Abstract:
Private investment stimulates growth in any economy, and increasing it is one of the
prerequisites for achieving a sustainable economic growth, hence, private investment is
another source of employment, in addition to positively contributing to national economic
output. Countries which can accumulate high levels of investment achieve faster rates of
economic growth and development. Motivated by concerns on the persistent decline in
private investment, the purpose of this study is to investigate effects of private investment
on economic growth in South Africa using time series data for the period 1982 - 2019. A
total of 37 observation of economic growth, inflation rate, public investment, credit to
private sector, real exchange rate, Human capital, Labour force, Private investment and
interest rate were be used in this study.
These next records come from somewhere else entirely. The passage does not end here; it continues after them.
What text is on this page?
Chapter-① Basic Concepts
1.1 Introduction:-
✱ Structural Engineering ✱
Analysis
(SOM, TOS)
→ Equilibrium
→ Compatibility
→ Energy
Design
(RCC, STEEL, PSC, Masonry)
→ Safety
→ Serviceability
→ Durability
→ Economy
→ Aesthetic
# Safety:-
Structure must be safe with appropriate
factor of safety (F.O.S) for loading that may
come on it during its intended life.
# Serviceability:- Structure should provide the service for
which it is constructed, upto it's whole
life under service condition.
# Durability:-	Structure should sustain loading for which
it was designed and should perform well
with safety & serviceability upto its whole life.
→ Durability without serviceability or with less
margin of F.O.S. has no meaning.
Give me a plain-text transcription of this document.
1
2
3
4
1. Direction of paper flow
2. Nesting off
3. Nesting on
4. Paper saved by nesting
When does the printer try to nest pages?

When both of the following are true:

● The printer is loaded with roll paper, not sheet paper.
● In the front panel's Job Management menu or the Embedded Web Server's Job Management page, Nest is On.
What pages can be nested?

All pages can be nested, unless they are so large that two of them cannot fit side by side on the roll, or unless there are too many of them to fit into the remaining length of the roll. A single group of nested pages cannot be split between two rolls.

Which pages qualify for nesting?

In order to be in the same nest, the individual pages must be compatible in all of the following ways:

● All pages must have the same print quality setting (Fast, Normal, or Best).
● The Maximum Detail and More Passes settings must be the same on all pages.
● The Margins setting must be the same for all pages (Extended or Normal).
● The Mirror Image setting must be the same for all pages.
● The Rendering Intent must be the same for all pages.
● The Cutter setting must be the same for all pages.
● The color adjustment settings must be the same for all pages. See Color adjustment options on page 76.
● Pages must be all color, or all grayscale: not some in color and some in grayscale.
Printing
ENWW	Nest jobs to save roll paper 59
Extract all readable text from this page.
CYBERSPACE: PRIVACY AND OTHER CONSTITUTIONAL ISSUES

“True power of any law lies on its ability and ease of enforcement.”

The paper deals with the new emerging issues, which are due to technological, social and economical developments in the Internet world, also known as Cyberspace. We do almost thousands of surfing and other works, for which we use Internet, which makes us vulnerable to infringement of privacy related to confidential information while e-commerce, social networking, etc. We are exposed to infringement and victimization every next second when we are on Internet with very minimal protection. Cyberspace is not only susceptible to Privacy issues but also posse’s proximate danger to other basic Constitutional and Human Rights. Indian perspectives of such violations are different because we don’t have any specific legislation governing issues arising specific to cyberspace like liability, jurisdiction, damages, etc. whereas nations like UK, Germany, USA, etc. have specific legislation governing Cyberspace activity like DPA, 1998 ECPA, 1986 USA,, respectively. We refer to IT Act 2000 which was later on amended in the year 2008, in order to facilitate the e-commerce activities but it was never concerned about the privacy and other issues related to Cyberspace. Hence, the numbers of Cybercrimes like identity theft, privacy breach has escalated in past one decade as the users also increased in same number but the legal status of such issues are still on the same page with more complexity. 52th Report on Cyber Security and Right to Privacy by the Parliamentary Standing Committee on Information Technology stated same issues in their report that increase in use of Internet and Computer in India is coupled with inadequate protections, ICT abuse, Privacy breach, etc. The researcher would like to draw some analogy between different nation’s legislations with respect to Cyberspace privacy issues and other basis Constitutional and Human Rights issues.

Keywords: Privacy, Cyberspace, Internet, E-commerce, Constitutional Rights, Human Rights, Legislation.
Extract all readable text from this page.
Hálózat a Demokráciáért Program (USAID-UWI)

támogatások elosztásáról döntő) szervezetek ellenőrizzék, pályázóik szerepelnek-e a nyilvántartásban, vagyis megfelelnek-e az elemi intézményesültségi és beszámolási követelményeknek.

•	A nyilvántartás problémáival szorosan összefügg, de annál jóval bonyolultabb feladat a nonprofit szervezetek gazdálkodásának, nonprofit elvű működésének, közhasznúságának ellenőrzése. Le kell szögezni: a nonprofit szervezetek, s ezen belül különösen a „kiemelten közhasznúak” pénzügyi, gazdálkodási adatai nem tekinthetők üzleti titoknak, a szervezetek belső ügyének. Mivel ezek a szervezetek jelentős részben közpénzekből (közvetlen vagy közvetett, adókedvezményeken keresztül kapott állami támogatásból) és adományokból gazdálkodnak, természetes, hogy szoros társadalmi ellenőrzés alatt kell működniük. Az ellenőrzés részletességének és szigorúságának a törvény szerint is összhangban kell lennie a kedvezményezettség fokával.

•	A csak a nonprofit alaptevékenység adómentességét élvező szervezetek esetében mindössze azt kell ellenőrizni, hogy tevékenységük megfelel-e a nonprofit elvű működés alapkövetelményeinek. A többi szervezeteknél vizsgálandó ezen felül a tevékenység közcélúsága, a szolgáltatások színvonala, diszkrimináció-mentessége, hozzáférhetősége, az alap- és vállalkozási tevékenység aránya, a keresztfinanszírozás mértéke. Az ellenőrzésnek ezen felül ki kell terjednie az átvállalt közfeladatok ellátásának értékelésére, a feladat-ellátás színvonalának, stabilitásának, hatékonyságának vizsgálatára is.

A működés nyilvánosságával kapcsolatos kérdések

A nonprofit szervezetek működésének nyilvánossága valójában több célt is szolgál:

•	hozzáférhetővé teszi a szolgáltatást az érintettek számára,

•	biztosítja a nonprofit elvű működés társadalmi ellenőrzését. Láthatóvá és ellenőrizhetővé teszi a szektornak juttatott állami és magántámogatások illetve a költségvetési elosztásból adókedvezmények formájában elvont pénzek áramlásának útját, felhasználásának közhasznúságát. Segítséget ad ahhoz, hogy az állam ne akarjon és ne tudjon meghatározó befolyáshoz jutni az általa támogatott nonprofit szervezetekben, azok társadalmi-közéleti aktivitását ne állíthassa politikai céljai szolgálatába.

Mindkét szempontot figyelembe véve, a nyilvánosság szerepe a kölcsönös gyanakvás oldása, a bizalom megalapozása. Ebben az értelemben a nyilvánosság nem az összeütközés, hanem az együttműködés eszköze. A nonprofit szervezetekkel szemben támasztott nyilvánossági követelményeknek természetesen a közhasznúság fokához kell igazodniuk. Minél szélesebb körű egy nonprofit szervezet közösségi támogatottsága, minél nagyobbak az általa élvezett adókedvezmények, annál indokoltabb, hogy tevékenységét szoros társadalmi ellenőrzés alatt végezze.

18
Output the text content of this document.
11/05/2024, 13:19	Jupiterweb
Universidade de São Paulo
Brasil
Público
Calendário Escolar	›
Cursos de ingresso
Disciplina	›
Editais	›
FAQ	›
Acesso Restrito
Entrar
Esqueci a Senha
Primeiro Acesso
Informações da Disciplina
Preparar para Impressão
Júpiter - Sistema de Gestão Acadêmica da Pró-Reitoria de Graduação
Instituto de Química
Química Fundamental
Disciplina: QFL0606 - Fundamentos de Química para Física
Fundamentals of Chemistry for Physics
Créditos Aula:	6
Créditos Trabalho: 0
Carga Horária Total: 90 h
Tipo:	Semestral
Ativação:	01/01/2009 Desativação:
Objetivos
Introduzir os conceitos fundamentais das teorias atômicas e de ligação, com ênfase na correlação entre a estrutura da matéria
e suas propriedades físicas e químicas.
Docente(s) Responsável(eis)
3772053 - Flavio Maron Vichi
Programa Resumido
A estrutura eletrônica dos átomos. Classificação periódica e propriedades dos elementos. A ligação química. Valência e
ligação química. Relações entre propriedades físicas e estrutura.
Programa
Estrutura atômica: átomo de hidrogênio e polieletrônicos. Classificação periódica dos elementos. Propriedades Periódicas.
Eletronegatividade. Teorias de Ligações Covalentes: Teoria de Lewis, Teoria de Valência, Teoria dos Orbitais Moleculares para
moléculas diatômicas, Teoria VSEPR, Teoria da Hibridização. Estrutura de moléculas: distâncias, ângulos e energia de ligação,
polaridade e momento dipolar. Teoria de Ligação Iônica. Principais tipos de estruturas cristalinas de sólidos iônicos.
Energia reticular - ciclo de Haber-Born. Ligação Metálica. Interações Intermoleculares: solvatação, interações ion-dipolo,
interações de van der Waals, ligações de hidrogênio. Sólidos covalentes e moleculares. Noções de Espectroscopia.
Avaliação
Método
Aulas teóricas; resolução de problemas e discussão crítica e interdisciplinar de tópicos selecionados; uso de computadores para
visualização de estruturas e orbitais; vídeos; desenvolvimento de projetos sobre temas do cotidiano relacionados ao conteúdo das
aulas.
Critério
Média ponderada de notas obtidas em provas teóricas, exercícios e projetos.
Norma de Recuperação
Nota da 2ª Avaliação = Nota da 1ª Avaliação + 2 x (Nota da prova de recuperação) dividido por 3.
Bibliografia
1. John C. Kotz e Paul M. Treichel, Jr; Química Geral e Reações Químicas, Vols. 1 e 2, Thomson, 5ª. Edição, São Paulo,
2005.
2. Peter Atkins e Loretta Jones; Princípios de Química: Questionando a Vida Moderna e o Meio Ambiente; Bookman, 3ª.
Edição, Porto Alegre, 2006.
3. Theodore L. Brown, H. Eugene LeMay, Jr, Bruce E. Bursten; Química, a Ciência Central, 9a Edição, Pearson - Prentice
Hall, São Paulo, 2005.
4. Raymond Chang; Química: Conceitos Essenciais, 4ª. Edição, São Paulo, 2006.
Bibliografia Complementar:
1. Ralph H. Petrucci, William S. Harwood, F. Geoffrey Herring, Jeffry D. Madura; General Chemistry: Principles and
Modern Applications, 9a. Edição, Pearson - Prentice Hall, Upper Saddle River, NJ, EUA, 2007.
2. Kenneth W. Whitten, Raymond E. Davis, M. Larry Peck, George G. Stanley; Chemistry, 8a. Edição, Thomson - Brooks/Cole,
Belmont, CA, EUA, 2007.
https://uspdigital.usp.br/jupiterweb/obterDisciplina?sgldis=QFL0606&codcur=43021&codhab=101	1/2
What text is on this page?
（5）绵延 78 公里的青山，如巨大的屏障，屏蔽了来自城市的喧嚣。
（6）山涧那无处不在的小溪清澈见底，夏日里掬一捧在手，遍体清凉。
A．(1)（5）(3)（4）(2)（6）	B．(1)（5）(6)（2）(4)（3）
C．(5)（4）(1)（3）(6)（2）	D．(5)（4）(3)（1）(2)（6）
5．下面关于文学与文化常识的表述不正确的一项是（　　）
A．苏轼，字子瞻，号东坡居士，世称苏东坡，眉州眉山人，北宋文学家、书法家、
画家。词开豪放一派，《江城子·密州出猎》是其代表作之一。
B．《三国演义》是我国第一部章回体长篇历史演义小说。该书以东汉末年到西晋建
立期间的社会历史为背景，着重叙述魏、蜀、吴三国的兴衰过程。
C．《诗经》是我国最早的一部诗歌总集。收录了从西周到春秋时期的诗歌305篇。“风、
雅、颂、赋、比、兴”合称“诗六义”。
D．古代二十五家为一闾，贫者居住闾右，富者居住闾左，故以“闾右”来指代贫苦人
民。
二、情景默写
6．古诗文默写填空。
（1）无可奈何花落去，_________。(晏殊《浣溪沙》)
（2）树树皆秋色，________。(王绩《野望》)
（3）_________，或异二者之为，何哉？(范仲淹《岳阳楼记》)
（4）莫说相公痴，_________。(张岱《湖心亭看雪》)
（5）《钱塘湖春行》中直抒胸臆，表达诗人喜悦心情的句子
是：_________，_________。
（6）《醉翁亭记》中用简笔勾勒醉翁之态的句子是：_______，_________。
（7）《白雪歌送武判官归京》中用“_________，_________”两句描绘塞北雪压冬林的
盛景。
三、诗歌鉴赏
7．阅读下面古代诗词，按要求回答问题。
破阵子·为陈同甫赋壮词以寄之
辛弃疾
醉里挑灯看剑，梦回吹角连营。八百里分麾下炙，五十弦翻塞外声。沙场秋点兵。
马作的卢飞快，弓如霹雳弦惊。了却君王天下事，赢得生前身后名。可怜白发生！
Multiple regression and co-integration methods
were employed to analyse the data. To avoid spurious regression results on time series
data, the first step was to test for the stationarity of the data by using Augmented Dickey-
Fuller. The study used Johansen co-integration technique to establish if the nonstationary
variables are co-integrated. The study concludes that private and public
investment are positively correlated with economic growth in the short and long run in
South Africa. The study informs policymakers and stakeholders, including the
government, municipal authorities and employers in the private and public sectors in
relation to formulation of possible policy intervention to help stimulate and sustain private
investment and therefore economic growth.